BVNA President Lyndsay Hughes (pictured with Craig Tessyman and Patricia Gibson, MP for North Ayrshire and Arran) said: “BVNA were delighted to host this engagement session in Parliament alongside the RCVS – especially so because the veterinary nursing profession was its clear focus. Having the opportunity to hold a specific event for our profession to engage directly with parliamentarians represents a significant shift towards greater recognition of veterinary nurses, and their impact on both animal and human health. Our voices are being heard.

“We were able to highlight the vital role of veterinary nurses within the veterinary sector as a whole, currently being limited by outdated legislation.
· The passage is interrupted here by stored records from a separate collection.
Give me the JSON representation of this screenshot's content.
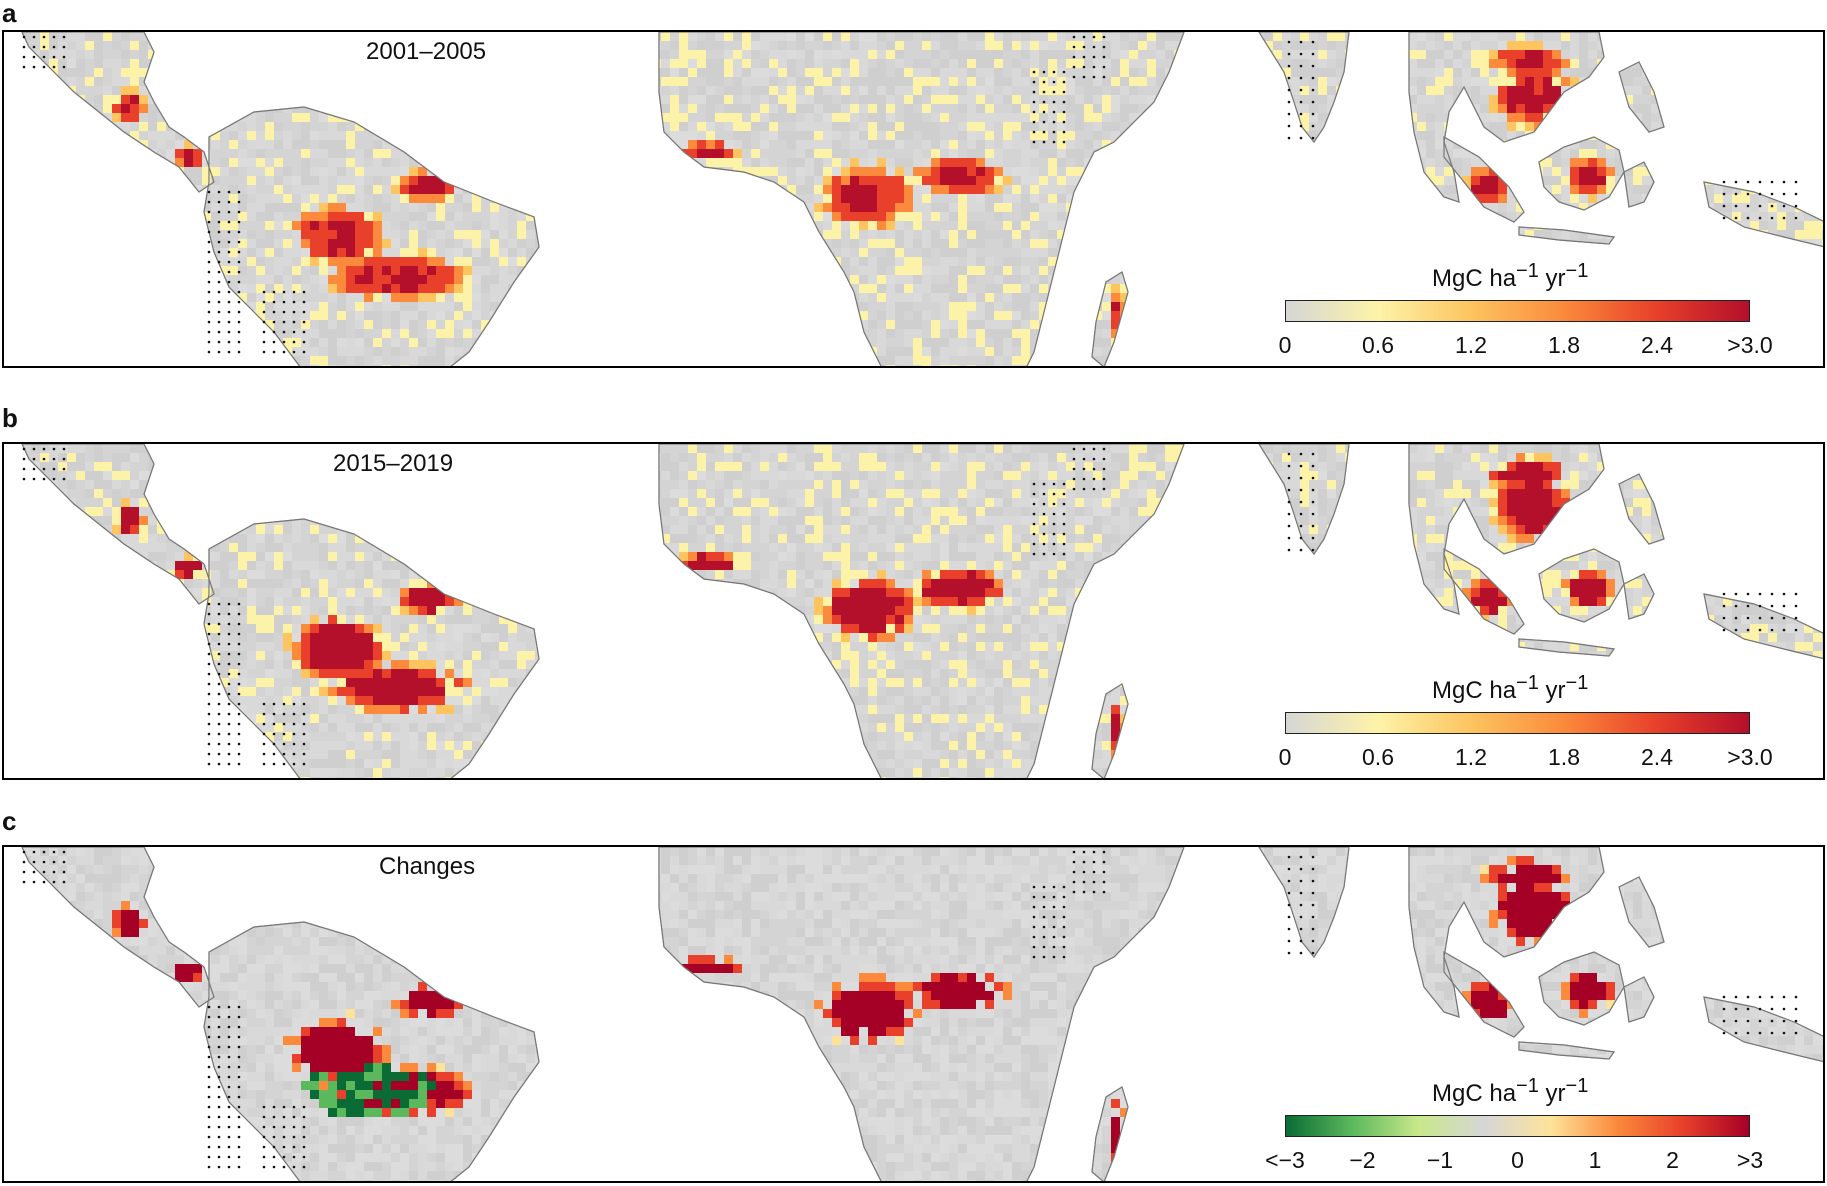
{
  "panels": [
    {
      "letter": "a",
      "period_label": "2001–2005",
      "colorbar": {
        "title_html": "MgC ha<sup>−1</sup> yr<sup>−1</sup>",
        "colors": [
          "#d6d6d6",
          "#fdf3a8",
          "#fdc45f",
          "#fb8a3c",
          "#e8402a",
          "#b40f2b"
        ],
        "tick_labels": [
          "0",
          "0.6",
          "1.2",
          "1.8",
          "2.4",
          ">3.0"
        ]
      }
    },
    {
      "letter": "b",
      "period_label": "2015–2019",
      "colorbar": {
        "title_html": "MgC ha<sup>−1</sup> yr<sup>−1</sup>",
        "colors": [
          "#d6d6d6",
          "#fdf3a8",
          "#fdc45f",
          "#fb8a3c",
          "#e8402a",
          "#b40f2b"
        ],
        "tick_labels": [
          "0",
          "0.6",
          "1.2",
          "1.8",
          "2.4",
          ">3.0"
        ]
      }
    },
    {
      "letter": "c",
      "period_label": "Changes",
      "colorbar": {
        "title_html": "MgC ha<sup>−1</sup> yr<sup>−1</sup>",
        "colors": [
          "#0a6b34",
          "#5cb85c",
          "#c8e88a",
          "#d6d6d6",
          "#fde39a",
          "#fb8a3c",
          "#e8402a",
          "#a50026"
        ],
        "tick_labels": [
          "<−3",
          "−2",
          "−1",
          "0",
          "1",
          "2",
          ">3"
        ]
      }
    }
  ]
}
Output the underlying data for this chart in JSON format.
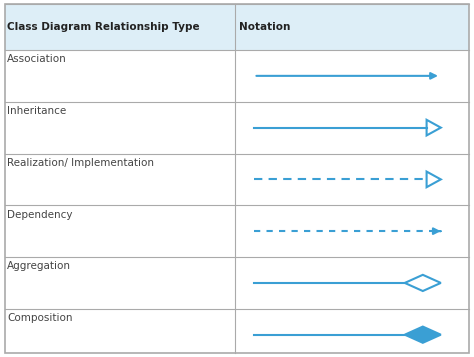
{
  "col1_header": "Class Diagram Relationship Type",
  "col2_header": "Notation",
  "rows": [
    {
      "label": "Association",
      "type": "solid_arrow"
    },
    {
      "label": "Inheritance",
      "type": "solid_open_triangle"
    },
    {
      "label": "Realization/ Implementation",
      "type": "dashed_open_triangle"
    },
    {
      "label": "Dependency",
      "type": "dashed_arrow"
    },
    {
      "label": "Aggregation",
      "type": "solid_diamond_open"
    },
    {
      "label": "Composition",
      "type": "solid_diamond_filled"
    }
  ],
  "line_color": "#3a9fd4",
  "header_bg": "#ddeef7",
  "border_color": "#aaaaaa",
  "text_color_label": "#444444",
  "text_color_header": "#222222",
  "col_split": 0.495,
  "figsize": [
    4.74,
    3.57
  ],
  "dpi": 100
}
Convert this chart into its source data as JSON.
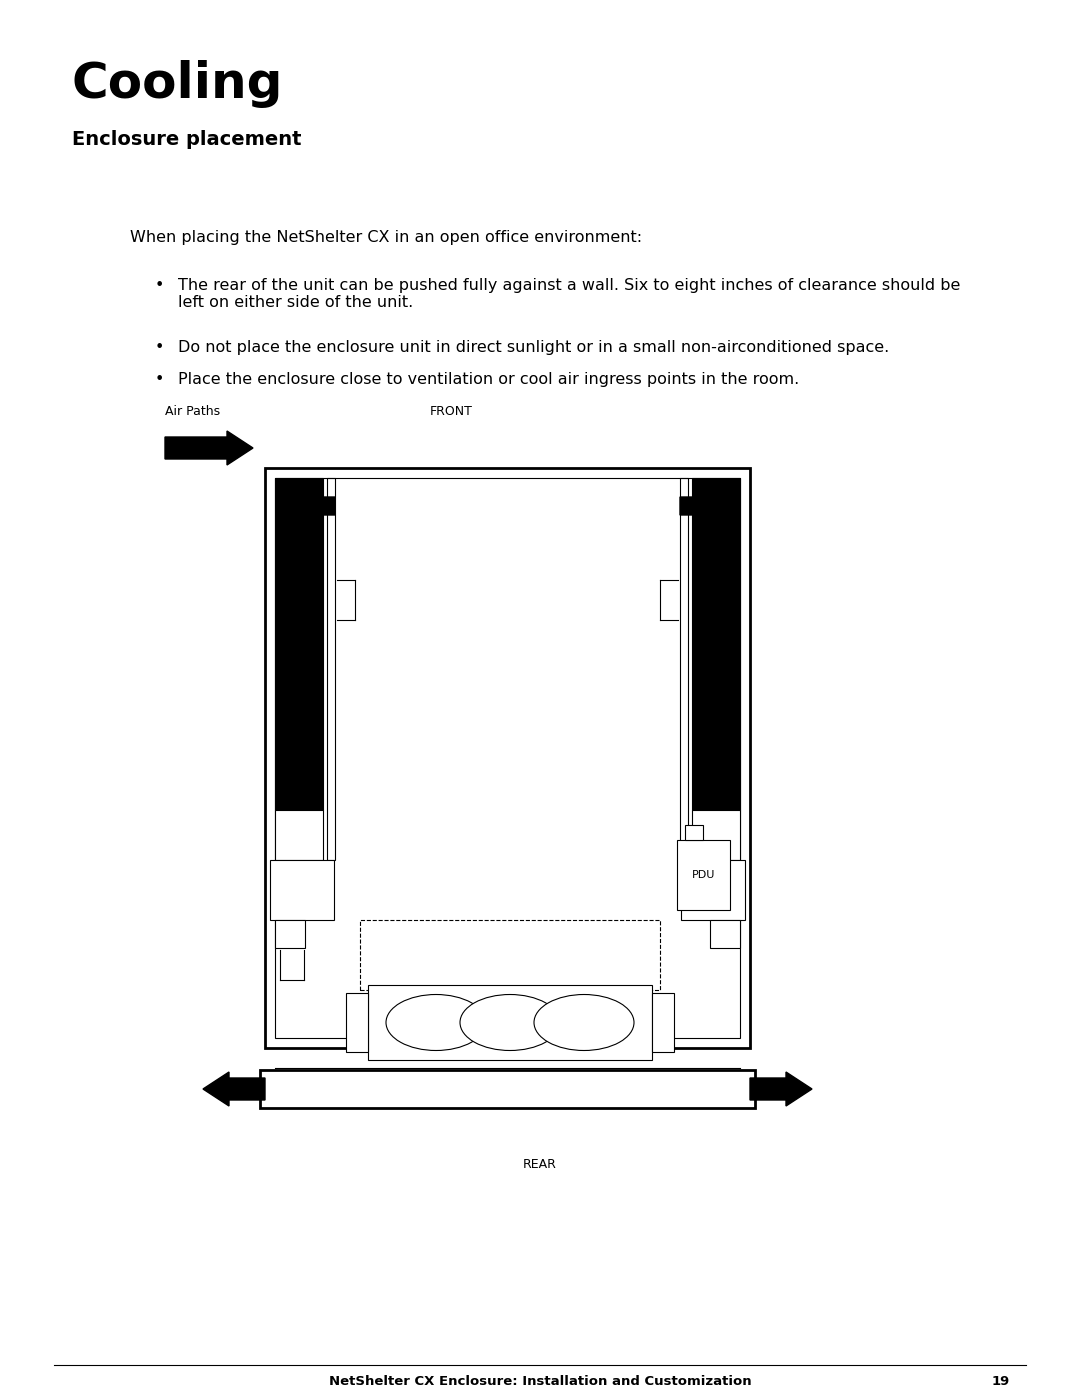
{
  "title": "Cooling",
  "subtitle": "Enclosure placement",
  "body_text": "When placing the NetShelter CX in an open office environment:",
  "bullet1": "The rear of the unit can be pushed fully against a wall. Six to eight inches of clearance should be\nleft on either side of the unit.",
  "bullet2": "Do not place the enclosure unit in direct sunlight or in a small non-airconditioned space.",
  "bullet3": "Place the enclosure close to ventilation or cool air ingress points in the room.",
  "label_air_paths": "Air Paths",
  "label_front": "FRONT",
  "label_rear": "REAR",
  "label_pdu": "PDU",
  "footer_text": "NetShelter CX Enclosure: Installation and Customization",
  "footer_page": "19",
  "bg_color": "#ffffff",
  "text_color": "#000000"
}
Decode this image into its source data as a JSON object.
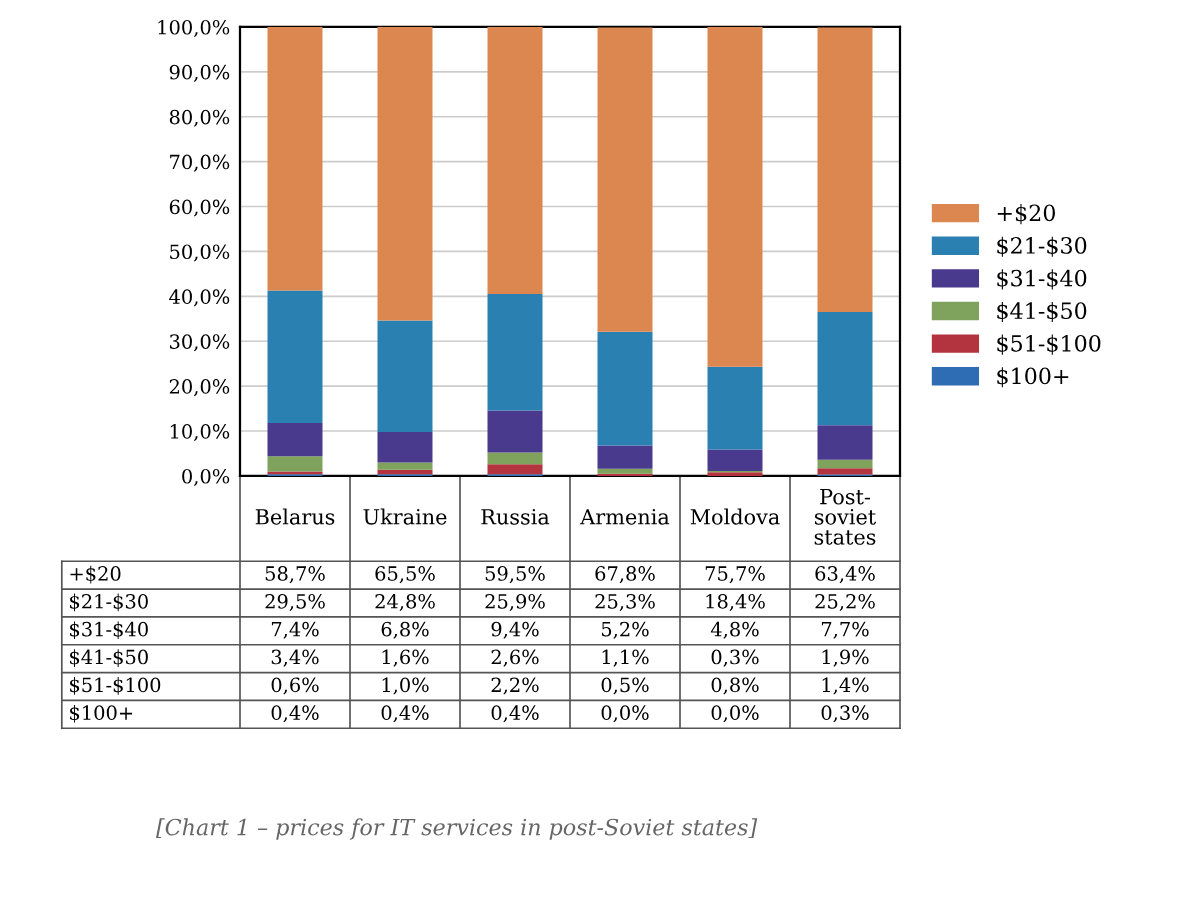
{
  "chart_data": {
    "type": "bar",
    "stacked": true,
    "categories": [
      "Belarus",
      "Ukraine",
      "Russia",
      "Armenia",
      "Moldova",
      "Post-soviet states"
    ],
    "series": [
      {
        "name": "$100+",
        "color": "#2e6db4",
        "values": [
          0.4,
          0.4,
          0.4,
          0.0,
          0.0,
          0.3
        ],
        "value_labels": [
          "0,4%",
          "0,4%",
          "0,4%",
          "0,0%",
          "0,0%",
          "0,3%"
        ]
      },
      {
        "name": "$51-$100",
        "color": "#b3343f",
        "values": [
          0.6,
          1.0,
          2.2,
          0.5,
          0.8,
          1.4
        ],
        "value_labels": [
          "0,6%",
          "1,0%",
          "2,2%",
          "0,5%",
          "0,8%",
          "1,4%"
        ]
      },
      {
        "name": "$41-$50",
        "color": "#7fa35c",
        "values": [
          3.4,
          1.6,
          2.6,
          1.1,
          0.3,
          1.9
        ],
        "value_labels": [
          "3,4%",
          "1,6%",
          "2,6%",
          "1,1%",
          "0,3%",
          "1,9%"
        ]
      },
      {
        "name": "$31-$40",
        "color": "#4a3a8e",
        "values": [
          7.4,
          6.8,
          9.4,
          5.2,
          4.8,
          7.7
        ],
        "value_labels": [
          "7,4%",
          "6,8%",
          "9,4%",
          "5,2%",
          "4,8%",
          "7,7%"
        ]
      },
      {
        "name": "$21-$30",
        "color": "#2b80b2",
        "values": [
          29.5,
          24.8,
          25.9,
          25.3,
          18.4,
          25.2
        ],
        "value_labels": [
          "29,5%",
          "24,8%",
          "25,9%",
          "25,3%",
          "18,4%",
          "25,2%"
        ]
      },
      {
        "name": "+$20",
        "color": "#dd8750",
        "values": [
          58.7,
          65.5,
          59.5,
          67.8,
          75.7,
          63.4
        ],
        "value_labels": [
          "58,7%",
          "65,5%",
          "59,5%",
          "67,8%",
          "75,7%",
          "63,4%"
        ]
      }
    ],
    "ylim": [
      0,
      100
    ],
    "yticks": [
      {
        "value": 0,
        "label": "0,0%"
      },
      {
        "value": 10,
        "label": "10,0%"
      },
      {
        "value": 20,
        "label": "20,0%"
      },
      {
        "value": 30,
        "label": "30,0%"
      },
      {
        "value": 40,
        "label": "40,0%"
      },
      {
        "value": 50,
        "label": "50,0%"
      },
      {
        "value": 60,
        "label": "60,0%"
      },
      {
        "value": 70,
        "label": "70,0%"
      },
      {
        "value": 80,
        "label": "80,0%"
      },
      {
        "value": 90,
        "label": "90,0%"
      },
      {
        "value": 100,
        "label": "100,0%"
      }
    ],
    "grid": "y",
    "legend": "right",
    "annotations": [
      "[Chart 1 – prices for IT services in post-Soviet states]"
    ]
  }
}
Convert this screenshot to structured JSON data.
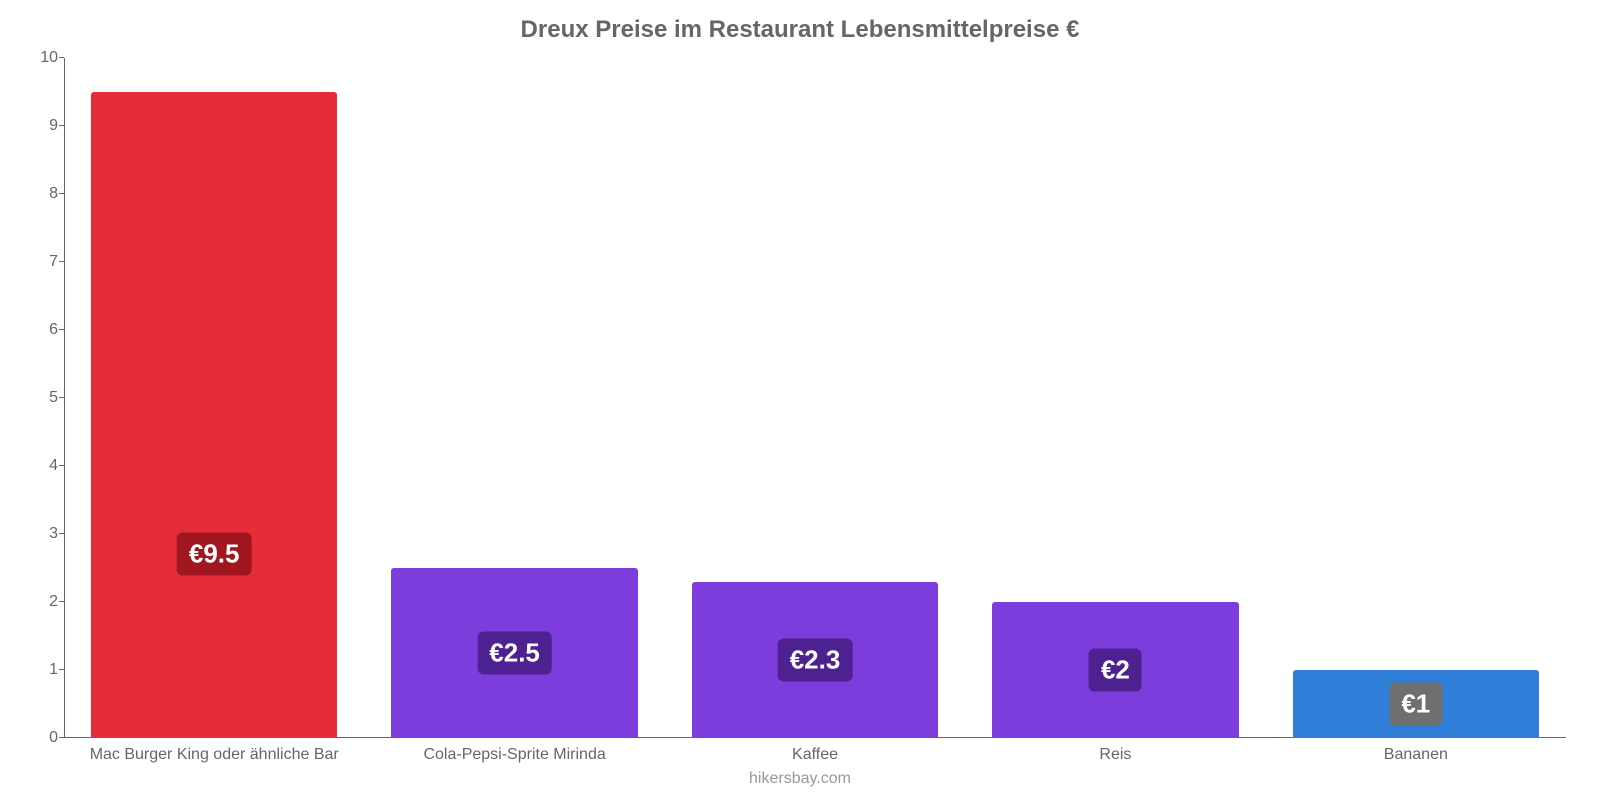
{
  "chart": {
    "type": "bar",
    "title": "Dreux Preise im Restaurant Lebensmittelpreise €",
    "title_color": "#666666",
    "title_fontsize": 24,
    "title_fontweight": "bold",
    "background_color": "#ffffff",
    "axis_line_color": "#666666",
    "ylim": [
      0,
      10
    ],
    "ytick_step": 1,
    "yticks": [
      0,
      1,
      2,
      3,
      4,
      5,
      6,
      7,
      8,
      9,
      10
    ],
    "ytick_labels": [
      "0",
      "1",
      "2",
      "3",
      "4",
      "5",
      "6",
      "7",
      "8",
      "9",
      "10"
    ],
    "tick_font_color": "#666666",
    "tick_fontsize": 16,
    "bar_width_ratio": 0.82,
    "currency_symbol": "€",
    "value_badge_fontsize": 26,
    "value_badge_text_color": "#ffffff",
    "xlabel_fontsize": 16,
    "xlabel_color": "#666666",
    "grid": false,
    "categories": [
      "Mac Burger King oder ähnliche Bar",
      "Cola-Pepsi-Sprite Mirinda",
      "Kaffee",
      "Reis",
      "Bananen"
    ],
    "values": [
      9.5,
      2.5,
      2.3,
      2,
      1
    ],
    "value_labels": [
      "€9.5",
      "€2.5",
      "€2.3",
      "€2",
      "€1"
    ],
    "bar_colors": [
      "#e52d39",
      "#7d3cdc",
      "#7d3cdc",
      "#7d3cdc",
      "#2f7ed8"
    ],
    "badge_bg_colors": [
      "#a01720",
      "#4e2191",
      "#4e2191",
      "#4e2191",
      "#6f6f6f"
    ],
    "badge_center_value": 5.4,
    "footer": "hikersbay.com",
    "footer_color": "#999999",
    "footer_fontsize": 16
  }
}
Within our discussions promoting legislative reform of the Veterinary Surgeons Act, we also drew politicians’ attention to the urgent need to protect the ‘veterinary nurse’ title. We’re looking forward to progressing this campaign with their support – and thank all those who kindly took the time to meet with us.

“Throughout 2023, BVNA have engaged positively with Defra, plus our partners within the veterinary profession such as the RCVS, to ensure statutory protection of our title remains on the political agenda. We’ll be continuing to spearhead ‘Protect the Title’ in 2024, and will be calling on the veterinary profession once again to be a driving force in our campaign.”

Dr Neil Hudson, MP for Penrith and The Border, said: “Veterinary nurses play a vital role in promoting animal health and welfare. Therefore it is imperative we take concrete steps to protect their title and uphold the standards of the profession.

“Thank you to the BVNA and the RCVS for helping bring this issue to the attention to my parliamentary colleagues from all sides of the political spectrum.”